Majority of teens don't hold jobs or receive allowance.

311_Israeli teens (photo credit: Ariel Jerozolimski)
311_Israeli teens
(photo credit: Ariel Jerozolimski)
More than half of Israel’s teenagers do not hold down part-time jobs in order to earn their own income and the majority do not receive pocket money from their parents either, a first-of-its kind study published Monday has revealed.
Commissioned by the First International Bank of Israel’s Turning Point project, which aims to teach youth from low income backgrounds how to manage their money and break out of the poverty cycle in their future, and carried out by the Geocartographia Institute, the survey questioned some 400 teenagers aged 12-18 of all backgrounds on their financial status.
The study’s main findings showed that only 33 percent of teens under 18 receive pocket money and that number decreased with age; in addition, the study showed that only 39% had some type of employment, with older teens tending to work more than those under 16.
“The goal was to investigate what the trends are currently among teenagers,” Sharon Schaefer, Director of Turning Point, which is funded and run in conjunction with Matan Matan, a non-profit organization that connects community and business, and the American Jewish-Joint Distribution Committee’s (JDC) Ashalim, which specializes in the treatment of at-risk youth.
“If we know what they are doing then we can work out how to help them with their finances and give them training for the future,” added Schafer.
Turning Point, which has been in operations for four years only, currently runs nine different types of programs, including the Israel branch of NFTE, the Network for Teaching Entrepreneurship, and other projects such as special training camps that aim to develop creativity and management skills in business.
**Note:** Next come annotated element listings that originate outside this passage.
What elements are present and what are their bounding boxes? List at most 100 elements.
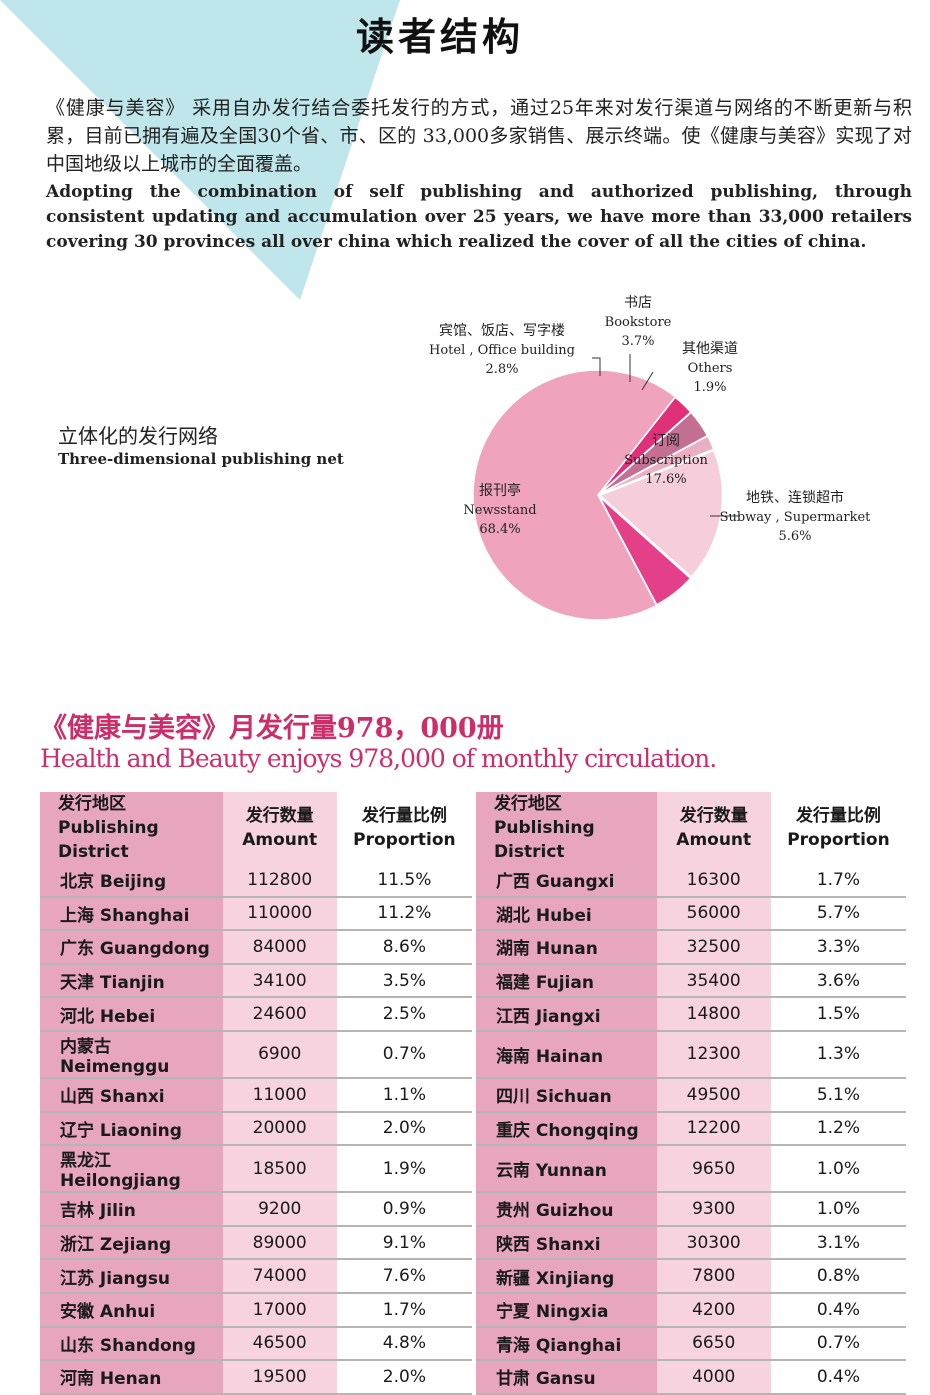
district-cell: 浙江 Zejiang bbox=[40, 1225, 223, 1261]
proportion-cell: 1.2% bbox=[770, 1111, 906, 1147]
amount-cell: 30300 bbox=[656, 1225, 771, 1261]
table-row: 天津 Tianjin 34100 3.5% 福建 Fujian 35400 3.6% bbox=[40, 963, 906, 999]
district-cell: 黑龙江 Heilongjiang bbox=[40, 1145, 223, 1194]
amount-cell: 84000 bbox=[222, 930, 337, 965]
proportion-cell: 4.8% bbox=[336, 1326, 474, 1362]
proportion-cell: 2.0% bbox=[336, 1111, 474, 1147]
slice-label-en: Bookstore bbox=[605, 315, 672, 330]
proportion-cell: 1.3% bbox=[770, 1030, 906, 1079]
table-body: 北京 Beijing 112800 11.5% 广西 Guangxi 16300 1.7%… bbox=[40, 864, 906, 1395]
amount-cell: 14800 bbox=[656, 997, 771, 1032]
proportion-cell: 9.1% bbox=[336, 1225, 474, 1261]
table-row: 山西 Shanxi 11000 1.1% 四川 Sichuan 49500 5.1% bbox=[40, 1077, 906, 1113]
slice-label-cn: 书店 bbox=[624, 295, 652, 311]
district-cell: 山西 Shanxi bbox=[40, 1077, 223, 1113]
district-cell: 天津 Tianjin bbox=[40, 963, 223, 999]
table-row: 江苏 Jiangsu 74000 7.6% 新疆 Xinjiang 7800 0.8% bbox=[40, 1259, 906, 1294]
proportion-cell: 11.5% bbox=[336, 864, 474, 898]
amount-cell: 46500 bbox=[222, 1326, 337, 1362]
district-cell: 湖南 Hunan bbox=[471, 930, 657, 965]
amount-cell: 4000 bbox=[656, 1360, 771, 1395]
page-title: 读者结构 bbox=[355, 14, 524, 59]
amount-cell: 110000 bbox=[222, 896, 337, 932]
table-header-row: 发行地区 Publishing District 发行数量 Amount 发行量比例… bbox=[40, 792, 906, 864]
header-amount-en: Amount bbox=[242, 830, 318, 850]
slice-value-label: 68.4% bbox=[479, 522, 520, 537]
slice-label-cn: 宾馆、饭店、写字楼 bbox=[439, 323, 565, 339]
district-cell: 江苏 Jiangsu bbox=[40, 1259, 223, 1294]
amount-cell: 6650 bbox=[656, 1326, 771, 1362]
district-cell: 山东 Shandong bbox=[40, 1326, 223, 1362]
background-triangle bbox=[0, 0, 400, 300]
intro-english: Adopting the combination of self publish… bbox=[46, 182, 912, 252]
proportion-cell: 0.8% bbox=[770, 1259, 906, 1294]
table-row: 辽宁 Liaoning 20000 2.0% 重庆 Chongqing 12200 1.2… bbox=[40, 1111, 906, 1147]
amount-cell: 35400 bbox=[656, 963, 771, 999]
slice-value-label: 17.6% bbox=[645, 472, 686, 487]
table-row: 河北 Hebei 24600 2.5% 江西 Jiangxi 14800 1.5% bbox=[40, 997, 906, 1032]
proportion-cell: 5.1% bbox=[770, 1077, 906, 1113]
slice-label-cn: 其他渠道 bbox=[682, 341, 738, 357]
district-cell: 湖北 Hubei bbox=[471, 896, 657, 932]
district-cell: 四川 Sichuan bbox=[471, 1077, 657, 1113]
table-row: 河南 Henan 19500 2.0% 甘肃 Gansu 4000 0.4% bbox=[40, 1360, 906, 1395]
district-cell: 云南 Yunnan bbox=[471, 1145, 657, 1194]
pie-slice-subscription bbox=[598, 449, 724, 579]
amount-cell: 18500 bbox=[222, 1145, 337, 1194]
header-district-en: Publishing District bbox=[58, 818, 159, 862]
proportion-cell: 0.4% bbox=[770, 1360, 906, 1395]
amount-cell: 9300 bbox=[656, 1192, 771, 1227]
header-district-en-right: Publishing District bbox=[493, 818, 595, 862]
slice-label-en: Hotel , Office building bbox=[429, 343, 575, 358]
amount-cell: 11000 bbox=[222, 1077, 337, 1113]
district-cell: 广东 Guangdong bbox=[40, 930, 223, 965]
header-amount: 发行数量 Amount bbox=[222, 792, 337, 864]
header-amount-cn: 发行数量 bbox=[245, 806, 314, 826]
amount-cell: 89000 bbox=[222, 1225, 337, 1261]
amount-cell: 7800 bbox=[656, 1259, 771, 1294]
intro-chinese: 《健康与美容》 采用自办发行结合委托发行的方式，通过25年来对发行渠道与网络的不… bbox=[46, 97, 912, 175]
district-cell: 陕西 Shanxi bbox=[471, 1225, 657, 1261]
table-row: 吉林 Jilin 9200 0.9% 贵州 Guizhou 9300 1.0% bbox=[40, 1192, 906, 1227]
slice-value-label: 3.7% bbox=[621, 334, 654, 349]
proportion-cell: 1.7% bbox=[336, 1292, 474, 1328]
slice-label-en: Others bbox=[688, 361, 733, 376]
leader-line bbox=[641, 371, 654, 391]
slice-label-cn: 地铁、连锁超市 bbox=[746, 489, 844, 506]
intro-section: 《健康与美容》 采用自办发行结合委托发行的方式，通过25年来对发行渠道与网络的不… bbox=[46, 94, 912, 255]
amount-cell: 12300 bbox=[656, 1030, 771, 1079]
slice-value-label: 2.8% bbox=[485, 362, 518, 377]
district-cell: 辽宁 Liaoning bbox=[40, 1111, 223, 1147]
header-district-right: 发行地区 Publishing District bbox=[471, 792, 657, 864]
table-row: 内蒙古 Neimenggu 6900 0.7% 海南 Hainan 12300 1.3% bbox=[40, 1030, 906, 1079]
table-row: 浙江 Zejiang 89000 9.1% 陕西 Shanxi 30300 3.1% bbox=[40, 1225, 906, 1261]
district-cell: 河南 Henan bbox=[40, 1360, 223, 1395]
header-proportion-cn-right: 发行量比例 bbox=[795, 806, 881, 826]
header-district-cn: 发行地区 bbox=[58, 794, 126, 814]
proportion-cell: 8.6% bbox=[336, 930, 474, 965]
slice-value-label: 1.9% bbox=[693, 380, 726, 395]
proportion-cell: 3.5% bbox=[336, 963, 474, 999]
proportion-cell: 7.6% bbox=[336, 1259, 474, 1294]
amount-cell: 20000 bbox=[222, 1111, 337, 1147]
district-cell: 海南 Hainan bbox=[471, 1030, 657, 1079]
proportion-cell: 2.5% bbox=[336, 997, 474, 1032]
slice-label-cn: 报刊亭 bbox=[479, 482, 521, 499]
amount-cell: 34100 bbox=[222, 963, 337, 999]
district-cell: 安徽 Anhui bbox=[40, 1292, 223, 1328]
amount-cell: 4200 bbox=[656, 1292, 771, 1328]
district-cell: 河北 Hebei bbox=[40, 997, 223, 1032]
amount-cell: 9200 bbox=[222, 1192, 337, 1227]
amount-cell: 16300 bbox=[656, 864, 771, 898]
proportion-cell: 1.1% bbox=[336, 1077, 474, 1113]
table-row: 安徽 Anhui 17000 1.7% 宁夏 Ningxia 4200 0.4% bbox=[40, 1292, 906, 1328]
proportion-cell: 1.9% bbox=[336, 1145, 474, 1194]
amount-cell: 9650 bbox=[656, 1145, 771, 1194]
pie-slice-newsstand bbox=[472, 369, 677, 621]
table-row: 上海 Shanghai 110000 11.2% 湖北 Hubei 56000 5.7% bbox=[40, 896, 906, 932]
network-heading-chinese: 立体化的发行网络 bbox=[58, 424, 218, 448]
pie-slice-subway-supermarket bbox=[598, 496, 692, 606]
proportion-cell: 2.0% bbox=[336, 1360, 474, 1395]
table-row: 山东 Shandong 46500 4.8% 青海 Qianghai 6650 0.7% bbox=[40, 1326, 906, 1362]
slice-label-en: Subway , Supermarket bbox=[720, 510, 872, 525]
“Our programs help underprivileged teens get back on track and create for themselves a normal life,” pointed out Schafer, adding that helping them to succeed with their initial foray into the world of work was the key to improving their lives in the future.
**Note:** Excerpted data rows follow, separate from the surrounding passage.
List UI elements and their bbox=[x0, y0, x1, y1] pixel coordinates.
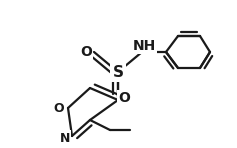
Text: O: O bbox=[118, 91, 130, 105]
Text: NH: NH bbox=[132, 39, 156, 53]
Text: N: N bbox=[60, 132, 70, 144]
Text: O: O bbox=[53, 102, 64, 115]
Text: S: S bbox=[113, 65, 123, 79]
Text: O: O bbox=[80, 45, 92, 59]
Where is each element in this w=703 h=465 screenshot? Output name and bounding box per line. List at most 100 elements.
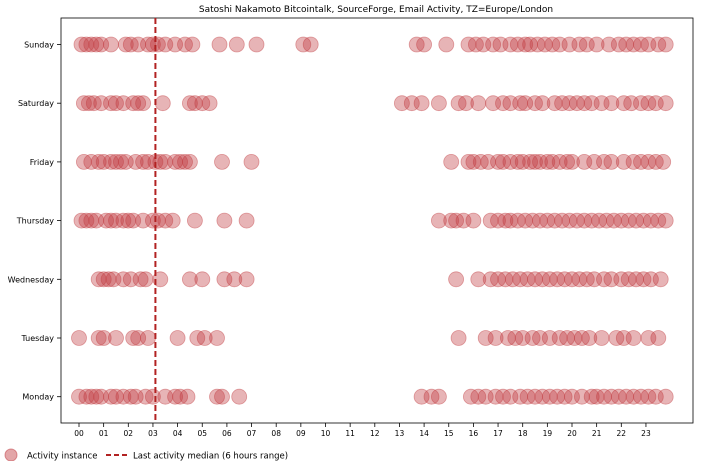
activity-point <box>248 36 265 53</box>
activity-point <box>76 153 92 170</box>
x-tick-label: 18 <box>518 429 528 438</box>
activity-point <box>529 36 546 53</box>
x-tick-label: 21 <box>592 429 602 438</box>
activity-point <box>593 330 610 346</box>
activity-point <box>640 95 657 112</box>
activity-point <box>522 36 538 53</box>
activity-point <box>492 36 509 53</box>
activity-point <box>127 153 144 170</box>
x-tick-label: 23 <box>641 429 651 438</box>
activity-point <box>490 271 506 288</box>
activity-point <box>462 388 479 405</box>
activity-point <box>549 388 566 405</box>
activity-point <box>509 36 526 53</box>
activity-point <box>561 212 578 229</box>
activity-point <box>485 36 502 53</box>
activity-point <box>167 153 184 170</box>
activity-point <box>423 388 440 405</box>
activity-point <box>103 36 119 53</box>
activity-point <box>578 271 595 288</box>
x-tick-label: 15 <box>444 429 454 438</box>
activity-point <box>643 212 659 229</box>
activity-point <box>512 388 529 405</box>
x-tick-label: 13 <box>395 429 405 438</box>
activity-point <box>603 95 620 112</box>
activity-point <box>576 153 593 170</box>
activity-point <box>95 153 112 170</box>
activity-point <box>539 212 556 229</box>
y-tick-label: Monday <box>22 393 54 402</box>
activity-point <box>615 330 632 346</box>
activity-point <box>603 388 620 405</box>
activity-point <box>460 153 477 170</box>
activity-point <box>625 36 642 53</box>
activity-point <box>78 388 95 405</box>
activity-point <box>551 330 568 346</box>
activity-point <box>517 95 534 112</box>
y-tick-label: Wednesday <box>8 275 55 284</box>
activity-point <box>132 271 149 288</box>
activity-point <box>502 212 519 229</box>
activity-point <box>480 153 497 170</box>
legend: Activity instance Last activity median (… <box>4 448 288 462</box>
activity-point <box>73 36 90 53</box>
activity-point <box>588 388 605 405</box>
activity-point <box>211 36 228 53</box>
activity-point <box>643 271 659 288</box>
activity-point <box>650 212 667 229</box>
activity-point <box>623 95 640 112</box>
activity-point <box>231 388 248 405</box>
activity-point <box>443 212 460 229</box>
activity-point <box>214 388 230 405</box>
activity-point <box>578 36 595 53</box>
activity-point <box>534 388 551 405</box>
activity-point <box>458 95 474 112</box>
activity-point <box>167 388 184 405</box>
activity-point <box>517 212 534 229</box>
activity-point <box>144 212 161 229</box>
activity-point <box>83 153 100 170</box>
activity-point <box>610 388 627 405</box>
activity-point <box>554 212 570 229</box>
activity-point <box>635 212 652 229</box>
activity-point <box>209 330 225 346</box>
activity-point <box>181 95 198 112</box>
activity-point <box>216 271 233 288</box>
activity-point <box>532 153 548 170</box>
activity-point <box>108 330 124 346</box>
activity-point <box>152 153 169 170</box>
activity-point <box>117 36 134 53</box>
activity-point <box>137 388 154 405</box>
activity-point <box>108 388 124 405</box>
activity-point <box>78 36 95 53</box>
x-tick-label: 06 <box>222 429 232 438</box>
activity-point <box>393 95 410 112</box>
x-tick-label: 07 <box>247 429 257 438</box>
activity-point <box>93 36 110 53</box>
activity-point <box>115 95 132 112</box>
activity-point <box>169 330 186 346</box>
activity-point <box>477 388 494 405</box>
activity-point <box>78 212 95 229</box>
activity-point <box>569 212 585 229</box>
activity-point <box>108 95 124 112</box>
activity-point <box>618 388 635 405</box>
activity-point <box>519 388 536 405</box>
activity-point <box>517 36 534 53</box>
activity-point <box>583 95 600 112</box>
activity-point <box>103 153 119 170</box>
activity-point <box>566 330 583 346</box>
activity-point <box>103 388 119 405</box>
activity-point <box>603 153 620 170</box>
activity-point <box>576 212 593 229</box>
x-tick-label: 17 <box>493 429 503 438</box>
activity-point <box>546 212 563 229</box>
activity-point <box>657 95 674 112</box>
activity-point <box>88 212 105 229</box>
activity-point <box>596 271 612 288</box>
x-tick-label: 01 <box>99 429 109 438</box>
activity-point <box>93 388 110 405</box>
activity-point <box>655 153 672 170</box>
activity-point <box>108 212 124 229</box>
x-tick-label: 05 <box>197 429 207 438</box>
If teens are working and earning their own incomes, she said, “then they are learning how to be independent and our work has already shown that they are more likely to succeed in their studies and in other areas of life.”
Turning Point recently obtained funding for two additional years.
“It is much more than the money,” stated Schafer. “Working is also a great way for them to become involved in another framework outside of school and encourages them to be independent, instead of just sitting opposite a TV or a computer every day.”
The study examined what fields Israeli teens were most likely to find work. The majority, 27% and mostly girls, said they earned money by babysitting; 12% worked in restaurants and cafes as waiters; 7% as salespeople in stores or food chains; 6% in computers or web design and 5% made an income by giving private lessons.
Girls are more likely to find work than boys, the survey results showed.